I am a Research Assistant Professor at the Toyota Technological Institute at Chicago. Previously, I was a postdoctoral researcher at UC San Diego. During Spring 2015, I was a visiting scholar at the Simons Institute at UC Berkeley. I also spent two years in Europe, as a postdoctoral researcher at the Microsoft Research – Inria Joint Centre in Paris, and as an ERCIM Marie Curie fellow at Université Paris-Sud. I received my PhD in Electrical Engineering and Computer Science from MIT, while working at the Laboratory for Information and Decision Systems (LIDS). My research interests are broadly in statistics, information theory, machine learning, and their applications. In particular, I am interested in two extreme problems in statistics and machine learning: data scarcity and large datasets.

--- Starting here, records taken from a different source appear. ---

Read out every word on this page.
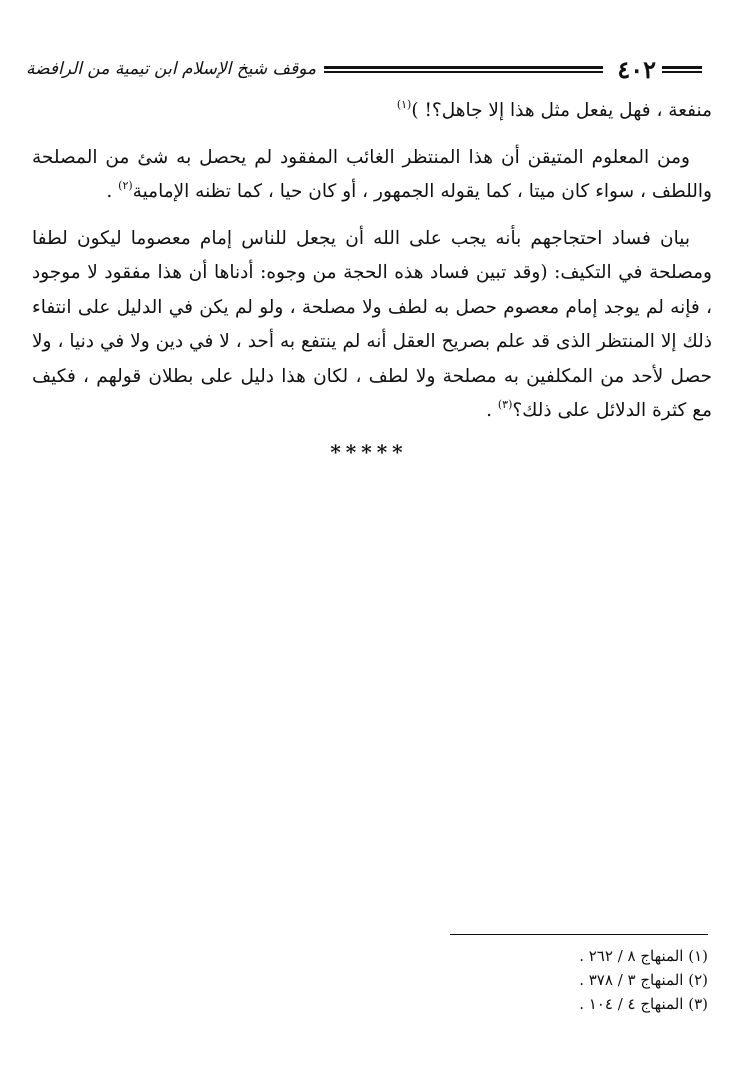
٤٠٢
موقف شيخ الإسلام ابن تيمية من الرافضة

منفعة ، فهل يفعل مثل هذا إلا جاهل؟! )$^{(١)}$

ومن المعلوم المتيقن أن هذا المنتظر الغائب المفقود لم يحصل به شئ من المصلحة واللطف ، سواء كان ميتا ، كما يقوله الجمهور ، أو كان حيا ، كما تظنه الإمامية$^{(٢)}$ .

بيان فساد احتجاجهم بأنه يجب على الله أن يجعل للناس إمام معصوما ليكون لطفا ومصلحة في التكيف: (وقد تبين فساد هذه الحجة من وجوه: أدناها أن هذا مفقود لا موجود ، فإنه لم يوجد إمام معصوم حصل به لطف ولا مصلحة ، ولو لم يكن في الدليل على انتفاء ذلك إلا المنتظر الذى قد علم بصريح العقل أنه لم ينتفع به أحد ، لا في دين ولا في دنيا ، ولا حصل لأحد من المكلفين به مصلحة ولا لطف ، لكان هذا دليل على بطلان قولهم ، فكيف مع كثرة الدلائل على ذلك؟$^{(٣)}$ .

*****

(١) المنهاج ٨ / ٢٦٢ .

(٢) المنهاج ٣ / ٣٧٨ .

(٣) المنهاج ٤ / ١٠٤ .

In situations with less data than traditionally assumed, one has to place structural assumptions in order to make statistical inference tasks well posed. I have spent a while studying rare probability estimation problems, in settings where outcomes are discrete. A natural structure in this case is a tail characterization of the probability distribution. This notion is prevalent in continuous problems, namely tail probability estimation, but I have shown that it is just as important in the discrete context. I continue to explore the implications and applications of this perspective to data compression with large alphabets and learning in data-starved regimes. In particular, I have been trying to combine such distributional structures with classical latent low-dimensional structures, such as low matrix rank. Some of the applications include natural language modeling, climate forecasting, and prediction of rare but impactful societal events.
As for large datasets, not only are efficient algorithms important to perform classical learning, but the additional data can be leveraged to improve performance. For example, selecting part of the data instead of the whole can help alleviate the computational difficulty. Such pruning, however, induces artificial data scarcity, and it becomes important to understand the resulting trade-offs between data size and computation. Some of my work in this shows that if data is summarized strategically, we can have genuine computation-statistics trade-offs: as more data becomes available, we can compute faster.